Des leçons à tirer de la vente d’Element AI
8 Décembre 2020
La vente d’Element AI, une start-up développant des produits informatiques basés sur l’intelligence artificielle (IA), a suscité de vives réactions. D’un côté, on s’est réjoui d’une acquisition qui signifierait que le secteur économique de l’intelligence artificielle à Montréal se démarque au niveau international. Montréal serait bel et bien un terreau fertile pour les entreprises en IA. De l’autre, on a déploré la perte de plus de 80 brevets et de l’expertise développée grâce à d’importants investissements publics fédéraux et provinciaux. Alors, faut-il se réjouir de l’acquisition de cette entreprise québécoise en IA ou doit-on au contraire déplorer son appropriation par des intérêts étasuniens?
Cette question est trompeuse, car elle fait fi des dynamiques de valorisation propres à l’économie du numérique. Elle laisse croire que cette acquisition était une surprise. Or, les fusions-acquisitions des entreprises en démarrage (startups) sont au fondement de l’économie numérique. Pour les géants du numérique, l’achat de ces jeunes pousses est en effet essentiel pour garantir leur positionnement stratégique et leur expansion dans un marché qui repose sur l’innovation. Pour les entrepreneurs, et surtout pour les investisseurs en capital de risque qui les secondent, l’objectif est de croître très rapidement pour garantir un retour sur investissement.
Faire un plan d’affaire pour une jeune entreprise en IA implique en d’autres mots de planifier une « sortie » payante. Les fins les plus probables sont donc l’acquisition par une multinationale ou, au contraire, la faillite. Dans le cas d’Element AI, les spécialistes du milieu évaluent que l’acquisition les aura sauvés in extremis de cette option malheureuse. En revanche, cette sortie n’aura généré que peu de gains pour le gouvernement du Québec et la Caisse de Dépôt qui avaient misé fort sur une entreprise qu’on a prise à tort pour un fleuron économique, mais ils auront évité in extremis la débâcle vers laquelle elle se dirigeait.

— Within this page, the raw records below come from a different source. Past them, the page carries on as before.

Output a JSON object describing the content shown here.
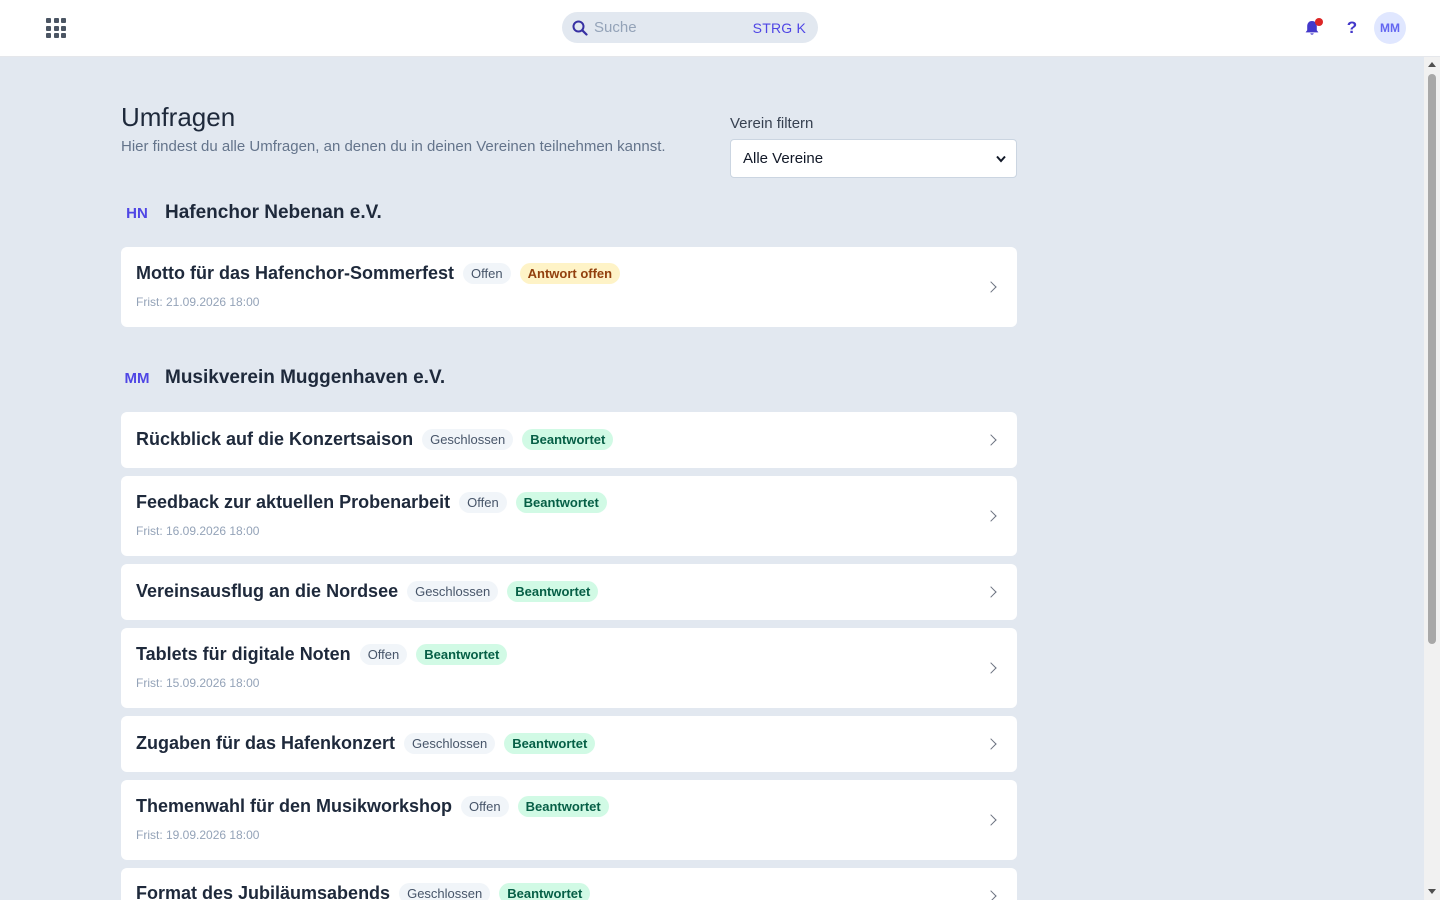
{
  "header": {
    "search": {
      "placeholder": "Suche",
      "shortcut": "STRG K"
    },
    "help_label": "?",
    "avatar_initials": "MM"
  },
  "page": {
    "title": "Umfragen",
    "description": "Hier findest du alle Umfragen, an denen du in deinen Vereinen teilnehmen kannst.",
    "filter": {
      "label": "Verein filtern",
      "selected": "Alle Vereine"
    }
  },
  "clubs": [
    {
      "initials": "HN",
      "name": "Hafenchor Nebenan e.V.",
      "surveys": [
        {
          "title": "Motto für das Hafenchor-Sommerfest",
          "status": "Offen",
          "answer": "Antwort offen",
          "deadline": "Frist: 21.09.2026 18:00"
        }
      ]
    },
    {
      "initials": "MM",
      "name": "Musikverein Muggenhaven e.V.",
      "surveys": [
        {
          "title": "Rückblick auf die Konzertsaison",
          "status": "Geschlossen",
          "answer": "Beantwortet"
        },
        {
          "title": "Feedback zur aktuellen Probenarbeit",
          "status": "Offen",
          "answer": "Beantwortet",
          "deadline": "Frist: 16.09.2026 18:00"
        },
        {
          "title": "Vereinsausflug an die Nordsee",
          "status": "Geschlossen",
          "answer": "Beantwortet"
        },
        {
          "title": "Tablets für digitale Noten",
          "status": "Offen",
          "answer": "Beantwortet",
          "deadline": "Frist: 15.09.2026 18:00"
        },
        {
          "title": "Zugaben für das Hafenkonzert",
          "status": "Geschlossen",
          "answer": "Beantwortet"
        },
        {
          "title": "Themenwahl für den Musikworkshop",
          "status": "Offen",
          "answer": "Beantwortet",
          "deadline": "Frist: 19.09.2026 18:00"
        },
        {
          "title": "Format des Jubiläumsabends",
          "status": "Geschlossen",
          "answer": "Beantwortet"
        }
      ]
    }
  ],
  "icons": {
    "apps": "apps-grid-icon",
    "search": "search-icon",
    "notifications": "bell-icon",
    "help": "help-icon",
    "chevron": "chevron-right-icon",
    "select": "chevron-down-icon"
  },
  "colors": {
    "accent": "#4f46e5",
    "notification_dot": "#dc2626",
    "answer_open_bg": "#fef3c7",
    "answered_bg": "#d1fae5"
  }
}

Les sommes accordées à Element AI ne forment cependant qu’une infime partie des investissements publics destinés au secteur de l’IA. Aux cours des cinq dernières années, le gouvernement du Québec a mis sur pied un régime de soutien généreux qui assure un environnement propice à l’essor des jeunes pousses. Transfert des connaissances, formations, subventions à la recherche et au développement, création d’un nombre impressionnant d’organismes de soutien aux entreprises en démarrage (plus de 30 à Montréal!), participation au capital de risque : la liste des endroits où se dirige l’aide gouvernementale est longue. Mais ces investissements reposent sur une promesse que les jeunes entreprises ne peuvent tenir. Elles ne peuvent pas, à long terme, promettre de participer à l’économie locale.

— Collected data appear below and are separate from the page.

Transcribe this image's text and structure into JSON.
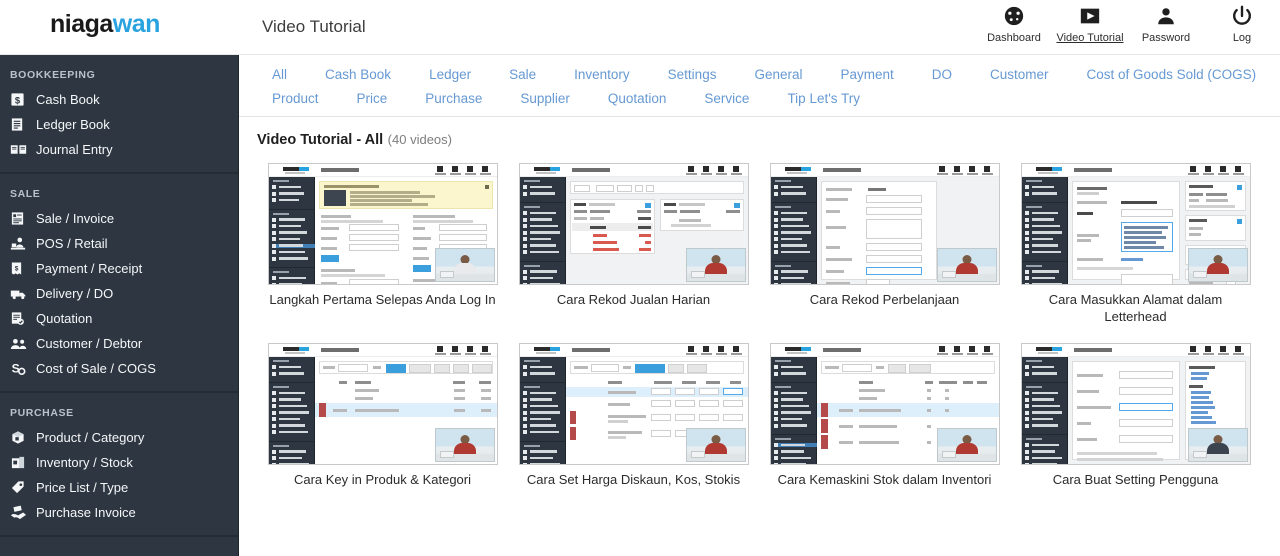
{
  "brand": {
    "name_dark": "niaga",
    "name_accent": "wan",
    "accent_color": "#29a3e0"
  },
  "header": {
    "page_title": "Video Tutorial",
    "nav": [
      {
        "label": "Dashboard",
        "icon": "dashboard-icon",
        "active": false
      },
      {
        "label": "Video Tutorial",
        "icon": "play-icon",
        "active": true
      },
      {
        "label": "Password",
        "icon": "user-icon",
        "active": false
      },
      {
        "label": "Log",
        "icon": "power-icon",
        "active": false
      }
    ]
  },
  "sidebar": {
    "groups": [
      {
        "heading": "BOOKKEEPING",
        "items": [
          {
            "label": "Cash Book",
            "icon": "cash-book-icon"
          },
          {
            "label": "Ledger Book",
            "icon": "ledger-book-icon"
          },
          {
            "label": "Journal Entry",
            "icon": "journal-entry-icon"
          }
        ]
      },
      {
        "heading": "SALE",
        "items": [
          {
            "label": "Sale / Invoice",
            "icon": "invoice-icon"
          },
          {
            "label": "POS / Retail",
            "icon": "pos-icon"
          },
          {
            "label": "Payment / Receipt",
            "icon": "receipt-icon"
          },
          {
            "label": "Delivery / DO",
            "icon": "truck-icon"
          },
          {
            "label": "Quotation",
            "icon": "quotation-icon"
          },
          {
            "label": "Customer / Debtor",
            "icon": "customers-icon"
          },
          {
            "label": "Cost of Sale / COGS",
            "icon": "cogs-icon"
          }
        ]
      },
      {
        "heading": "PURCHASE",
        "items": [
          {
            "label": "Product / Category",
            "icon": "product-icon"
          },
          {
            "label": "Inventory / Stock",
            "icon": "inventory-icon"
          },
          {
            "label": "Price List / Type",
            "icon": "price-tag-icon"
          },
          {
            "label": "Purchase Invoice",
            "icon": "purchase-invoice-icon"
          }
        ]
      }
    ]
  },
  "categories": {
    "row1": [
      "All",
      "Cash Book",
      "Ledger",
      "Sale",
      "Inventory",
      "Settings",
      "General",
      "Payment",
      "DO",
      "Customer",
      "Cost of Goods Sold (COGS)"
    ],
    "row2": [
      "Product",
      "Price",
      "Purchase",
      "Supplier",
      "Quotation",
      "Service",
      "Tip Let's Try"
    ],
    "link_color": "#6699d3"
  },
  "content": {
    "section_title": "Video Tutorial - All",
    "section_count": "(40 videos)",
    "videos": [
      {
        "caption": "Langkah Pertama Selepas Anda Log In",
        "thumb": "form-with-yellow-notice"
      },
      {
        "caption": "Cara Rekod Jualan Harian",
        "thumb": "ledger-entries"
      },
      {
        "caption": "Cara Rekod Perbelanjaan",
        "thumb": "expense-form"
      },
      {
        "caption": "Cara Masukkan Alamat dalam Letterhead",
        "thumb": "letterhead-settings"
      },
      {
        "caption": "Cara Key in Produk & Kategori",
        "thumb": "product-table"
      },
      {
        "caption": "Cara Set Harga Diskaun, Kos, Stokis",
        "thumb": "price-table"
      },
      {
        "caption": "Cara Kemaskini Stok dalam Inventori",
        "thumb": "inventory-table"
      },
      {
        "caption": "Cara Buat Setting Pengguna",
        "thumb": "user-settings"
      }
    ]
  }
}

Pourquoi? Le secteur du numérique est régi par le principe du « gagnant rafle tout ». En procédant à des fusions-acquisitions, quelques méga-entreprises atteindront une masse critique qui leur permettra d’éclipser la concurrence. L’objectif principal des jeunes pousses n’est donc pas de se positionner comme concurrentes, mais de développer un produit ou des connaissances qui intéresseront ces grands joueurs.

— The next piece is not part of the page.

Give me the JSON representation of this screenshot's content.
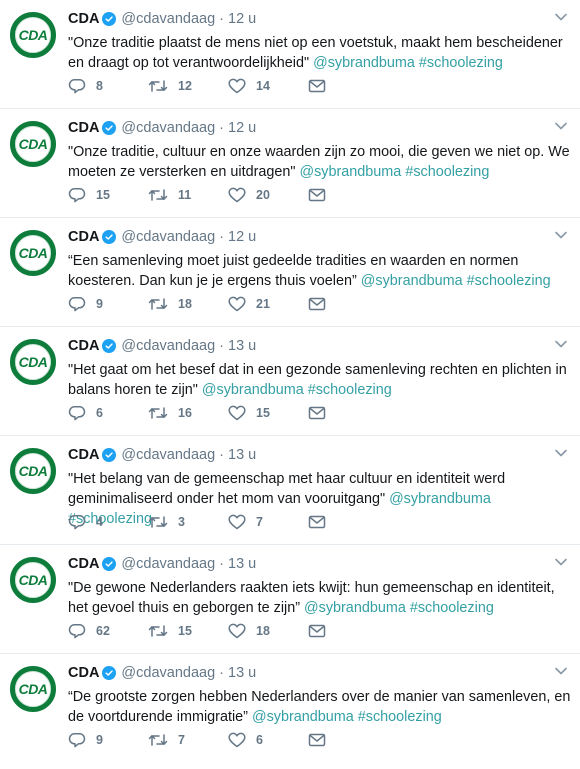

En développant une expertise hyperspécialisée et en soutenant la multiplication des entreprises en IA, le gouvernement participe indirectement à soutenir quelques investisseurs et de grandes entreprises de la Silicon Valley. La solution retenue par le ministre Fitzgibbon, soit celle d’investir davantage dans la commercialisation et le développement de marché, n’y changera rien. Ce n’est pas parce qu’une entreprise en IA anticipe un succès commercial qu’elle ne sera pas convoitée par des corporations étasuniennes, bien au contraire. Dans ce contexte, croire qu’une économie locale de l’intelligence artificielle est possible et qu’il faut continuer à y injecter de l’argent public relève soit de l’ignorance, soit de l’aveuglement volontaire. Dès lors, la question qui devrait animer le débat sur le rachat d’Element AI serait plutôt : faut-il que le Québec se félicite de participer à enrichir les géants de l’économie numérique?
Ce billet a également été publié dans l’édition du 9 décembre 2020 du Devoir.